En assemblée plénière le 3 juillet 2015, la Cour de Cassation a opéré à un revirement de jurisprudence. Jusque-là inflexible la Haute Cour. Les actes de naissance dont la transcription est demandée mentionnent comme père celui qui a effectué une reconnaissance de paternité et comme mère la femme ayant accouché. Dès lors, les règles de transcription sur les actes de l’état civil français, interprétées à la lumière de l’article 8 de la Convention européenne des droits de l’homme, doivent s’appliquer au cas d’espèce. La théorie de la fraude ne peut donc faire échec à la transcription de l’acte de naissance.

La CEDH a de nouveau condamné la France le 21 juillet 2016 (Affaire Foulon et Bouvet c/ France) pour avoir refusé en 2013 de transcrire les actes de naissance d’enfants nés par gestation pour autrui en Inde.

La Cour de Cassation dans plusieurs arrêts du 5 juillet 2017 confirme l’évolution jurisprudentielle de ces dernières années. En effet la Haute Juridiction a ainsi statué :

– L’acte de naissance étranger d’un enfant né d’une GPA peut être transcrit partiellement à l’état civil français, en ce qu’il désigne le père, mais pas en ce qu’il désigne la mère d’intention.

– Une GPA réalisée à l’étranger ne fait pas obstacle, à elle seule, à l’adoption de l’enfant par l’époux du père.

Il ressort de cette jurisprudence que l’adoption simple de l’enfant né à la suite d’une gestation pour autrui, par le conjoint du parent biologique, est désormais possible. L’adoption plénière demeure, en revanche, incertaine

In fine, ne devrions-nous pas rechercher en priorité l’intérêt de l’enfant ?

Il faut noter une chose. Les textes internationaux donnent une considération primordiale à l’intérêt supérieur de l’enfant.

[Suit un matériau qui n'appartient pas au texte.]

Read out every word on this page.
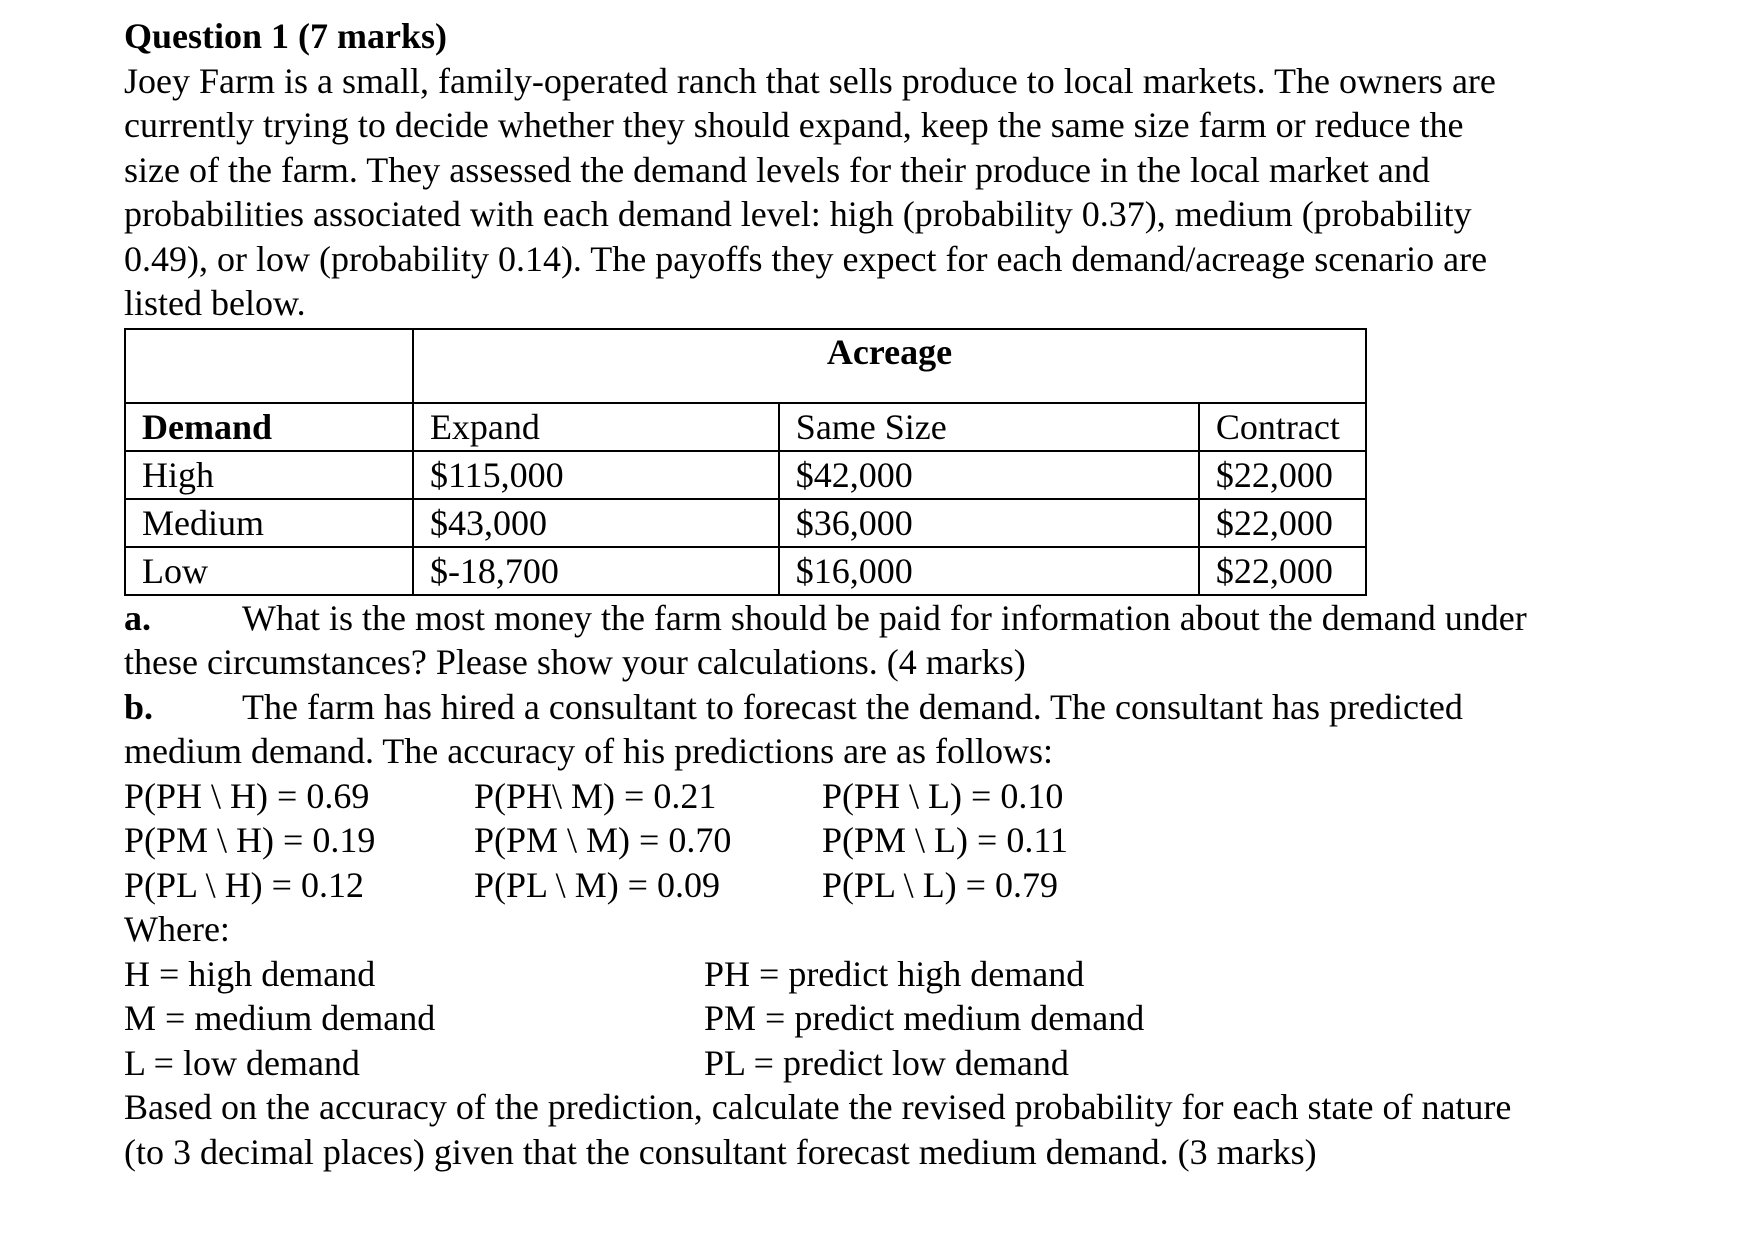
Question 1 (7 marks)

Joey Farm is a small, family-operated ranch that sells produce to local markets. The owners are

currently trying to decide whether they should expand, keep the same size farm or reduce the

size of the farm. They assessed the demand levels for their produce in the local market and

probabilities associated with each demand level: high (probability 0.37), medium (probability

0.49), or low (probability 0.14). The payoffs they expect for each demand/acreage scenario are

listed below.

	Acreage		
Demand	Expand	Same Size	Contract
High	$115,000	$42,000	$22,000
Medium	$43,000	$36,000	$22,000
Low	$-18,700	$16,000	$22,000
a.	What is the most money the farm should be paid for information about the demand under
these circumstances? Please show your calculations. (4 marks)
b. The farm has hired a consultant to forecast the demand. The consultant has predicted
medium demand. The accuracy of his predictions are as follows:
P(PH \ H) = 0.69	P(PH\ M) = 0.21	P(PH \ L) = 0.10
P(PM \ H) = 0.19	P(PM \ M) = 0.70	P(PM \ L) = 0.11
P(PL \ H) = 0.12	P(PL \ M) = 0.09	P(PL \ L) = 0.79
Where:
H = high demand	PH = predict high demand
M = medium demand	PM = predict medium demand
L = low demand	PL = predict low demand
Based on the accuracy of the prediction, calculate the revised probability for each state of nature
(to 3 decimal places) given that the consultant forecast medium demand. (3 marks)
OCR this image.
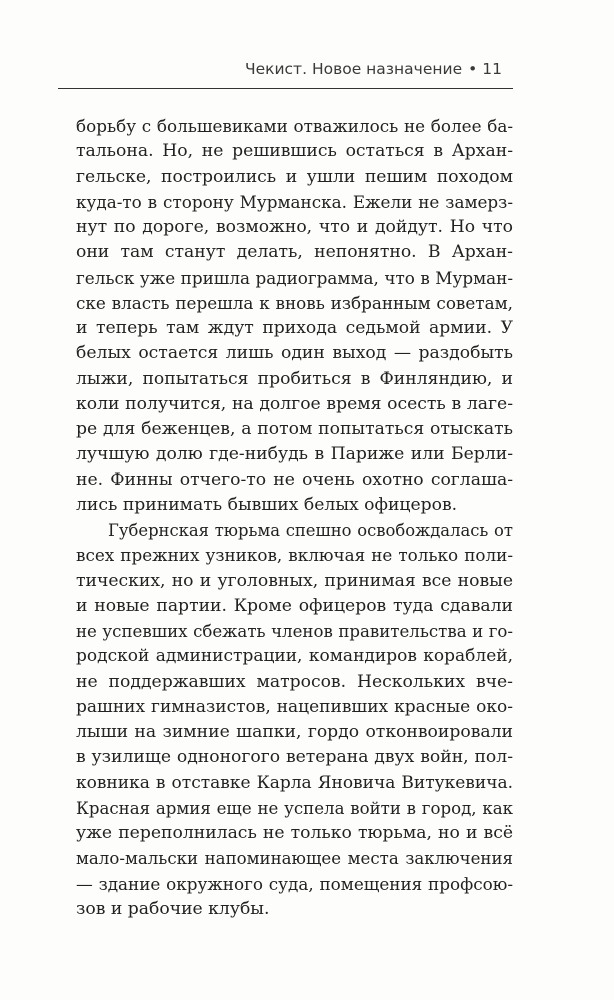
Чекист. Новое назначение • 11
борьбу с большевиками отважилось не более ба-
тальона. Но, не решившись остаться в Архан-
гельске, построились и ушли пешим походом
куда-то в сторону Мурманска. Ежели не замерз-
нут по дороге, возможно, что и дойдут. Но что
они там станут делать, непонятно. В Архан-
гельск уже пришла радиограмма, что в Мурман-
ске власть перешла к вновь избранным советам,
и теперь там ждут прихода седьмой армии. У
белых остается лишь один выход — раздобыть
лыжи, попытаться пробиться в Финляндию, и
коли получится, на долгое время осесть в лаге-
ре для беженцев, а потом попытаться отыскать
лучшую долю где-нибудь в Париже или Берли-
не. Финны отчего-то не очень охотно соглаша-
лись принимать бывших белых офицеров.
Губернская тюрьма спешно освобождалась от
всех прежних узников, включая не только поли-
тических, но и уголовных, принимая все новые
и новые партии. Кроме офицеров туда сдавали
не успевших сбежать членов правительства и го-
родской администрации, командиров кораблей,
не поддержавших матросов. Нескольких вче-
рашних гимназистов, нацепивших красные око-
лыши на зимние шапки, гордо отконвоировали
в узилище одноногого ветерана двух войн, пол-
ковника в отставке Карла Яновича Витукевича.
Красная армия еще не успела войти в город, как
уже переполнилась не только тюрьма, но и всё
мало-мальски напоминающее места заключения
— здание окружного суда, помещения профсою-
зов и рабочие клубы.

Avant de légiférer il faut se poser les bonnes questions. Il convient d’observer ce qui se passe dans l’Europe, dans le monde. Sur un tel sujet le législateur doit tenir compte des règles de droit en vigueur à l’étranger. Il semble primordial de tenir compte des futurs progrès de la science pour ne pas devoir, demain, légiférer en urgence et sous la pression de l’opinion populaire.

Il faut également avoir à l’esprit qu’une interdiction prise au niveau national aura peu d’effet. Les plus fortunés pourront y échapper en se rendant à l’étranger. Cela est valable dans de nombreux domaines. Une raison de plus pour une meilleure harmonisation de nos législations au niveau européen. Enfin, le plus important en cas de l’inobservation d’une règle ce n’est pas de punir celui qui la transgresse, mais surtout de protéger les enfants qui ne doivent pas en subir les conséquences.